ノベルクリスタルテクノロジーは2021年12月、アンペア級の大電流に対応する耐圧1200Vの「酸化ガリウム(β-Ga2O3)ショットキーバリアダイオード(SBD)」を開発したと発表した。2023年の製品化を目指す。次世代電気自動車や空飛ぶクルマなどの用途に向ける。
ノベルクリスタルテクノロジーは、タムラ製作所からのカーブアウトベンチャーで、情報通信研究機構(NICT)の技術移転ベンチャー。同社は2017年より、新エネルギー・産業技術総合開発機構(NEDO)の「戦略的省エネルギー技術革新プログラム/β-Ga2O3 SBDの製品化開発」に取り組んできた。
そして今回、研究試作ラインとファウンドリを活用し、2インチウエハーを用いたトレンチ型β-Ga2O3 SBDの量産対応プロセスを開発した。アンペア級の大電流に対応する耐圧1200V品の開発に成功したのは世界でも初めてという。

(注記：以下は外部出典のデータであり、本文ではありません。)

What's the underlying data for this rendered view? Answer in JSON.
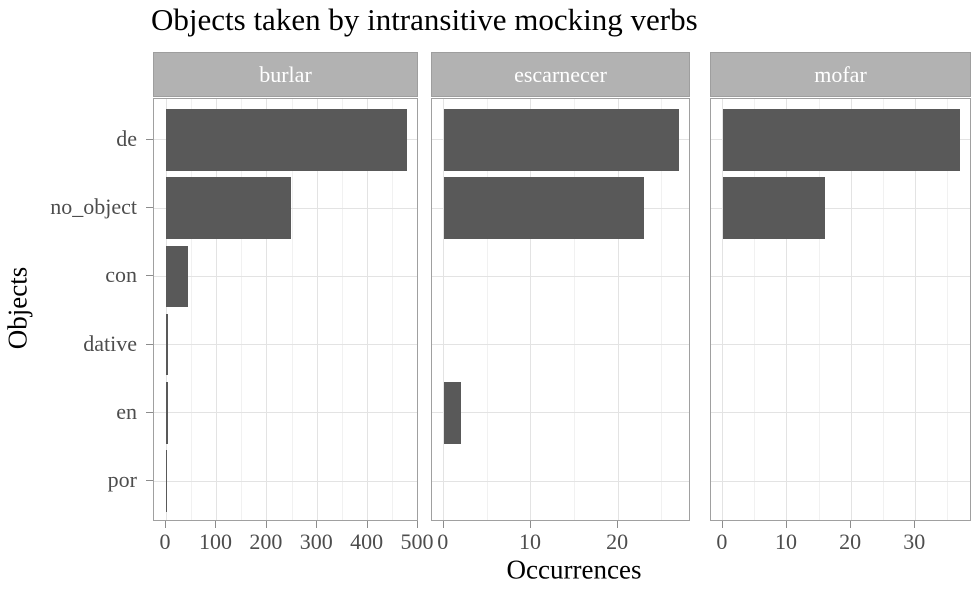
{
  "title": "Objects taken by intransitive mocking verbs",
  "colors": {
    "bar_fill": "#595959",
    "strip_bg": "#b2b2b2",
    "strip_text": "#ffffff",
    "panel_border": "#a0a0a0",
    "grid_major": "#e3e3e3",
    "grid_minor": "#f1f1f1",
    "tick_mark": "#8c8c8c",
    "tick_label": "#4d4d4d",
    "text": "#000000"
  },
  "chart_data": {
    "type": "bar",
    "orientation": "horizontal",
    "faceted": true,
    "title": "Objects taken by intransitive mocking verbs",
    "xlabel": "Occurrences",
    "ylabel": "Objects",
    "grid": true,
    "legend": false,
    "categories": [
      "de",
      "no_object",
      "con",
      "dative",
      "en",
      "por"
    ],
    "facets": [
      {
        "label": "burlar",
        "values": [
          478,
          248,
          44,
          3,
          3,
          1
        ],
        "xlim": [
          0,
          500
        ],
        "major_ticks": [
          0,
          100,
          200,
          300,
          400,
          500
        ],
        "minor_ticks": [
          50,
          150,
          250,
          350,
          450
        ],
        "xmax_data": 478
      },
      {
        "label": "escarnecer",
        "values": [
          27,
          23,
          0,
          0,
          2,
          0
        ],
        "xlim": [
          0,
          27
        ],
        "major_ticks": [
          0,
          10,
          20
        ],
        "minor_ticks": [
          5,
          15,
          25
        ],
        "xmax_data": 27
      },
      {
        "label": "mofar",
        "values": [
          37,
          16,
          0,
          0,
          0,
          0
        ],
        "xlim": [
          0,
          37
        ],
        "major_ticks": [
          0,
          10,
          20,
          30
        ],
        "minor_ticks": [
          5,
          15,
          25,
          35
        ],
        "xmax_data": 37
      }
    ]
  }
}
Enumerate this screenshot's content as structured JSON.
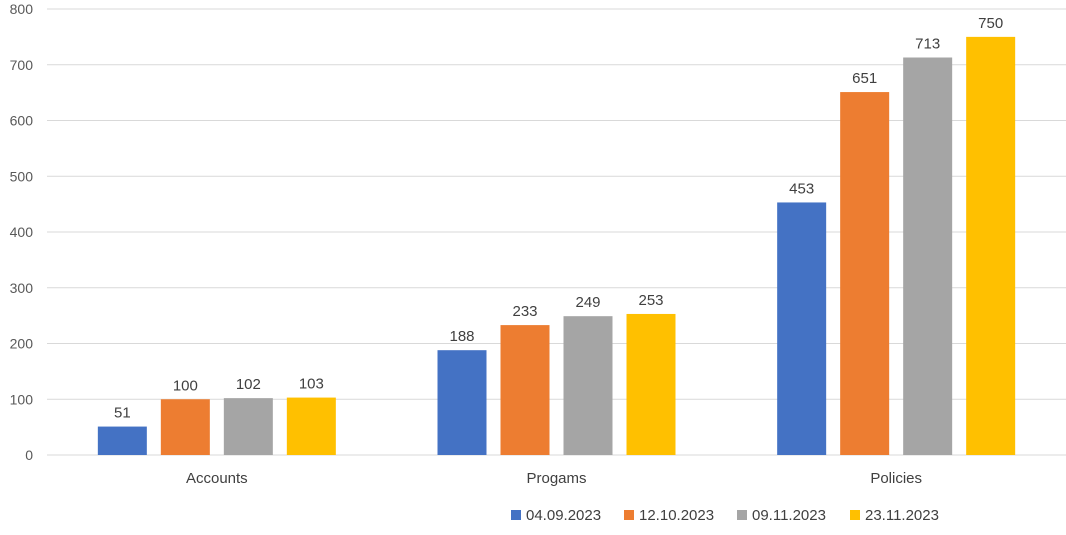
{
  "chart_data": {
    "type": "bar",
    "title": "",
    "xlabel": "",
    "ylabel": "",
    "categories": [
      "Accounts",
      "Progams",
      "Policies"
    ],
    "series": [
      {
        "name": "04.09.2023",
        "color": "#4472C4",
        "values": [
          51,
          188,
          453
        ]
      },
      {
        "name": "12.10.2023",
        "color": "#ED7D31",
        "values": [
          100,
          233,
          651
        ]
      },
      {
        "name": "09.11.2023",
        "color": "#A5A5A5",
        "values": [
          102,
          249,
          713
        ]
      },
      {
        "name": "23.11.2023",
        "color": "#FFC000",
        "values": [
          103,
          253,
          750
        ]
      }
    ],
    "ylim": [
      0,
      800
    ],
    "yticks": [
      "0",
      "100",
      "200",
      "300",
      "400",
      "500",
      "600",
      "700",
      "800"
    ],
    "grid": true,
    "legend_position": "bottom",
    "data_labels": true
  }
}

これまで、大電流に対応できるβ-Ga2O3SBDは、プレーナ型の構造が一般的に用いられてきた。製造プロセスが比較的容易なためである。ところがこれだとリーク電流が大きく、耐圧1200V品を作製することは難しかったという。これに対し同社は、逆方向リーク電流を1000分の1に低減できるトレンチ構造のGa2O3SBDを開発し、その高耐圧化や大電流化に取り組んできた。
今回試作したトレンチ型β-Ga2O3 SBDは、順方向電流IF=2A(VF=2.0V)で耐圧1200V、リーク電流は10-9A以下と小さい。今回は2インチウエハー量産対応プロセスによって試作したが、既に100mmウエハーを用いた量産対応プロセスも開発中だという。